Run for a bus (or after your children)
Repeated short sprints of as little as 4-20 seconds in duration have been shown in studies to stress muscles and other bodily systems enough to bring about positive physiological changes. But you don’t need to do them on a treadmill: running for the bus, after your children or up a short hill will bring similar benefits. Over time it will help artery health, cholesterol levels and even your waistline. A study from Napier University on adults in their sixties and older showed that twice-weekly sessions in which they progressively added six-second sprints improved blood pressure and physical function, and according to the researchers was “an effective tool for promoting optimal ageing”.
• Read more expert advice on healthy living, fitness and wellbeing
Carry heavy shopping to the car
No need to hit the gym every day as the NHS lists this as one of the key “incidental” muscle-strengthening activities we should all be doing at least twice a week to maintain functional strength and offset muscle decline. It’s weight training without raising a dumbbell, and Stamatakis says that if you carry about 5 per cent of your body weight — such as shopping or a backpack — even for a minute, it counts as vigorous exercise.
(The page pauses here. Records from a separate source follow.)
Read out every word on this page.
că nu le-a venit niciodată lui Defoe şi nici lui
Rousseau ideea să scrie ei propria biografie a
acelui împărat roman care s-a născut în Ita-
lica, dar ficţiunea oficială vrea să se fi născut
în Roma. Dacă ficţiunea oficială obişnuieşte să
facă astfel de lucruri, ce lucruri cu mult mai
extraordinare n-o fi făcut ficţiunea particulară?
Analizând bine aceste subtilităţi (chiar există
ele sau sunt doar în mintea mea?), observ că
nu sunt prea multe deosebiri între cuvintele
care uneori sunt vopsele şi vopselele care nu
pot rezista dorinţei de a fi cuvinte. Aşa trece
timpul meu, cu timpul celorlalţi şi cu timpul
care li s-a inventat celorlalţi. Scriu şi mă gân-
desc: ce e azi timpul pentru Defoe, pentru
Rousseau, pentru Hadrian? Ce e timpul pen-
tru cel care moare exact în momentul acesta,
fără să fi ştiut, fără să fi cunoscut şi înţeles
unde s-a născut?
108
The Chartered Society of Physiotherapy has previously warned that the rise of online shopping has led to a decline in older people carrying and lifting shopping bags to and from the car or home. As a result, millions risk falling because they are failing to maintain strong muscles.
Do the heavy housework
Get the mop out, wash the car, scrub the bath or vigorously clean out cupboards for a total of 22 minutes a day and you can offset some of the risks of sitting for lengthy periods, according to a study of 12,000 midlifers from Norway, Sweden and the USA that was published in the British Journal of Sports Medicine report. Housework can also have immediate benefits for cognitive health, according to a team from Penn State College of Medicine. Reporting in Annals of Behavioural Medicine last year, they found that middle-aged people who did household chores showed improvement in cognitive processing speed equivalent to being four years younger than those who didn’t move as much. “Everyday movement counts as a source of accumulated physical activity that could be credited toward a healthy lifestyle and may have some direct impact on cognitive health,” said Jonathan Hakun, assistant professor of neurology and psychology and lead author of that paper.
Walk briskly after a meal
A brisk walk — that’s a rate of 100 steps per minute or faster — for just one to two minutes after a meal helps to lower blood sugar levels, according to a review of evidence published in the journal Sports Medicine. Aidan Buffey, a researcher in the sport sciences department at the University of Limerick, showed that walking after eating throughout the day resulted in a 17 per cent greater reduction in blood sugar compared to sitting down. Preventing repeated large spikes and fast falls in blood sugar helps to reduce the risk of type 2 diabetes and heart disease.